Environ 42% des voyageurs réservent leur séjour en fonction, notamment, du potentiel “instagrammable” de la destination, selon une récente étude réalisée par One Poll pour le compte d’eDreams Odigeo. Florian Dragon est le directeur général de l’agence social media We Like Travel. Ce qui ne l’empêche pas d’être auto-critique à l’égard de l’usage des réseaux sociaux et de l’essor du tourisme. « Où va le monde, le tourisme, le digital ?, a-t-il lancé en ouverture de la récente conférence Travel to the Future à Nantes. On s’est tous battus pour faire croître le tourisme, ce qui a toujours été un critère (de performance, NDLR) pour un DMO ou un tour-opérateur. Certaines destinations sont si attractives, comme Venise, Barcelone, Amsterdam », qu’elles peuvent faire vivre l’équivalent du « métro à l’heure de pointe », avec son voisin dans la même rame… Florian Dragon s’est donc interrogé, à voix haute, sur les solutions, reconnaissant que nous n’avons pas de réponses immédiates, et que les réponses seront collectives.

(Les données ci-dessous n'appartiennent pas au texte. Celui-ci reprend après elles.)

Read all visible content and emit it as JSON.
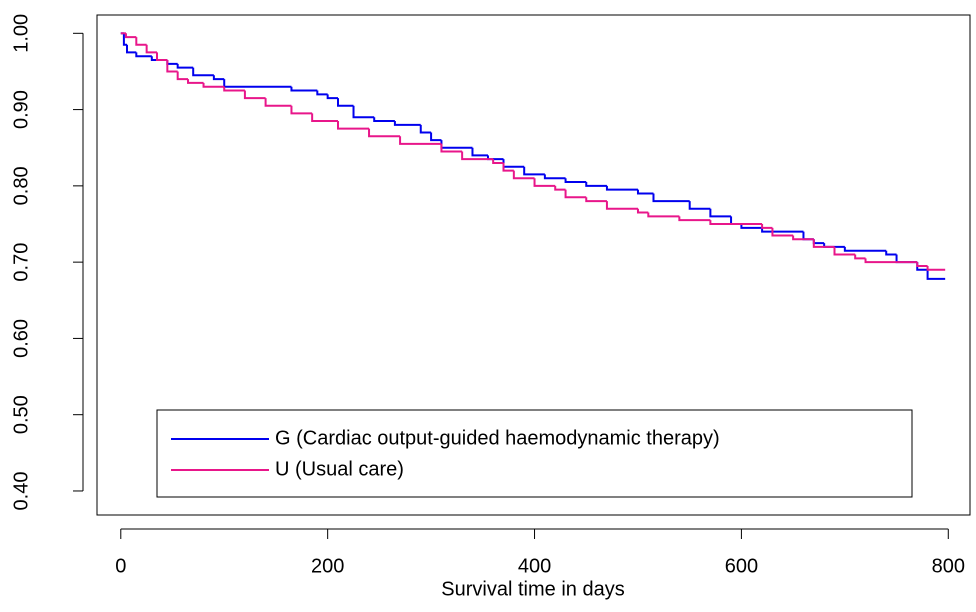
{
  "chart_data": {
    "type": "step",
    "x_label": "Survival time in days",
    "xlim": [
      -23,
      821
    ],
    "ylim": [
      0.3685,
      1.024
    ],
    "xticks": [
      0,
      200,
      400,
      600,
      800
    ],
    "yticks": [
      {
        "value": 0.4,
        "label": "0.40"
      },
      {
        "value": 0.5,
        "label": "0.50"
      },
      {
        "value": 0.6,
        "label": "0.60"
      },
      {
        "value": 0.7,
        "label": "0.70"
      },
      {
        "value": 0.8,
        "label": "0.80"
      },
      {
        "value": 0.9,
        "label": "0.90"
      },
      {
        "value": 1,
        "label": "1.00"
      }
    ],
    "legend": "bottom",
    "series": [
      {
        "name": "G (Cardiac output-guided haemodynamic therapy)",
        "color": "#0000ee",
        "x": [
          0,
          3,
          6,
          15,
          30,
          45,
          55,
          70,
          90,
          100,
          165,
          190,
          200,
          210,
          225,
          245,
          265,
          290,
          300,
          310,
          340,
          355,
          370,
          390,
          410,
          430,
          450,
          470,
          500,
          515,
          550,
          570,
          590,
          600,
          620,
          660,
          670,
          680,
          700,
          740,
          750,
          770,
          780,
          797
        ],
        "values": [
          1.0,
          0.985,
          0.975,
          0.97,
          0.965,
          0.96,
          0.955,
          0.945,
          0.94,
          0.93,
          0.925,
          0.92,
          0.915,
          0.905,
          0.89,
          0.885,
          0.88,
          0.87,
          0.86,
          0.85,
          0.84,
          0.835,
          0.825,
          0.815,
          0.81,
          0.805,
          0.8,
          0.795,
          0.79,
          0.78,
          0.77,
          0.76,
          0.75,
          0.745,
          0.74,
          0.73,
          0.725,
          0.72,
          0.715,
          0.71,
          0.7,
          0.69,
          0.678,
          0.678
        ]
      },
      {
        "name": "U (Usual care)",
        "color": "#e8168a",
        "x": [
          0,
          5,
          15,
          25,
          35,
          45,
          55,
          65,
          80,
          100,
          120,
          140,
          165,
          185,
          210,
          240,
          270,
          310,
          330,
          360,
          370,
          380,
          400,
          420,
          430,
          450,
          470,
          500,
          510,
          540,
          570,
          620,
          630,
          650,
          670,
          690,
          710,
          720,
          770,
          780,
          797
        ],
        "values": [
          1.0,
          0.995,
          0.985,
          0.975,
          0.965,
          0.95,
          0.94,
          0.935,
          0.93,
          0.925,
          0.915,
          0.905,
          0.895,
          0.885,
          0.875,
          0.865,
          0.855,
          0.845,
          0.835,
          0.83,
          0.82,
          0.81,
          0.8,
          0.795,
          0.785,
          0.78,
          0.77,
          0.765,
          0.76,
          0.755,
          0.75,
          0.745,
          0.735,
          0.73,
          0.72,
          0.71,
          0.705,
          0.7,
          0.695,
          0.69,
          0.69
        ]
      }
    ]
  }
}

Une réflexion sur les flux
« La culture du digital devient folle, et on y contribue. Instagram est devenu fou. Les générations qui arrivent ont instagrammé leur vie. Notre vitrine est notre expression d’être social », quitte à devenir « fake ». « Certains influenceurs louent une voiture de sport pendant une heure pour se montrer sur Instagram. Et tout le monde copie tout le monde, ce qui devient très inquiétant », ajoute Florian Dragon, évoquant de vraies « déviances ».
Parfois d’ailleurs, des personnes vont attendre quatre heures dans une file d’attente afin de capter une photo d’elles seules dans un décor de rêve. Cette situation amène encore plus à réfléchir sur les réseaux sociaux – dont le DG de We Like Travel reconnaît aussi les grandes qualités – et la gestion de flux toujours plus nombreux. D’ailleurs, espérons que les professionnels du secteur ne publient plus de top des destinations intagrammables…
Nos contradictions
Pour autant, il ne faut pas accuser les pros des perches à selfies de tous les maux, rappelle un récent article du Monde « Instagram : un bouc émissaire du tourisme de masse ? » : les Instagrammeurs sont accusés de dénaturer les lieux qu’ils visitent et de se comporter de façon indécente, mais parfois à tort. Difficile, rappelle le quotidien, d’attribuer à Instagram seul les chiffres impressionnants de fréquentation de la tour de Pise, de la grande muraille de Chine, ou du Machu Picchu – qui figurent pourtant tous les trois dans une liste des « dix destinations de vacances ruinées par Instagram », publiée par le quotidien britannique The Independent. « Ce que révèlent ces articles, c’est l’angoisse du voyageur cultivé devant l’appropriation des lieux et la répétition ad nauseam des esthétiques », déclare au journal Le Monde Saskia Cousin, anthropologue et maîtresse de conférences à l’université Paris-Descartes. Le réseau social racheté par Facebook révèle, et parfois amplifie les contradictions de l’espèce humaine : nous voulons aller là où aucun autre voyageur ne va. Mais si personne le le sait, c’est quand même moins intéressant.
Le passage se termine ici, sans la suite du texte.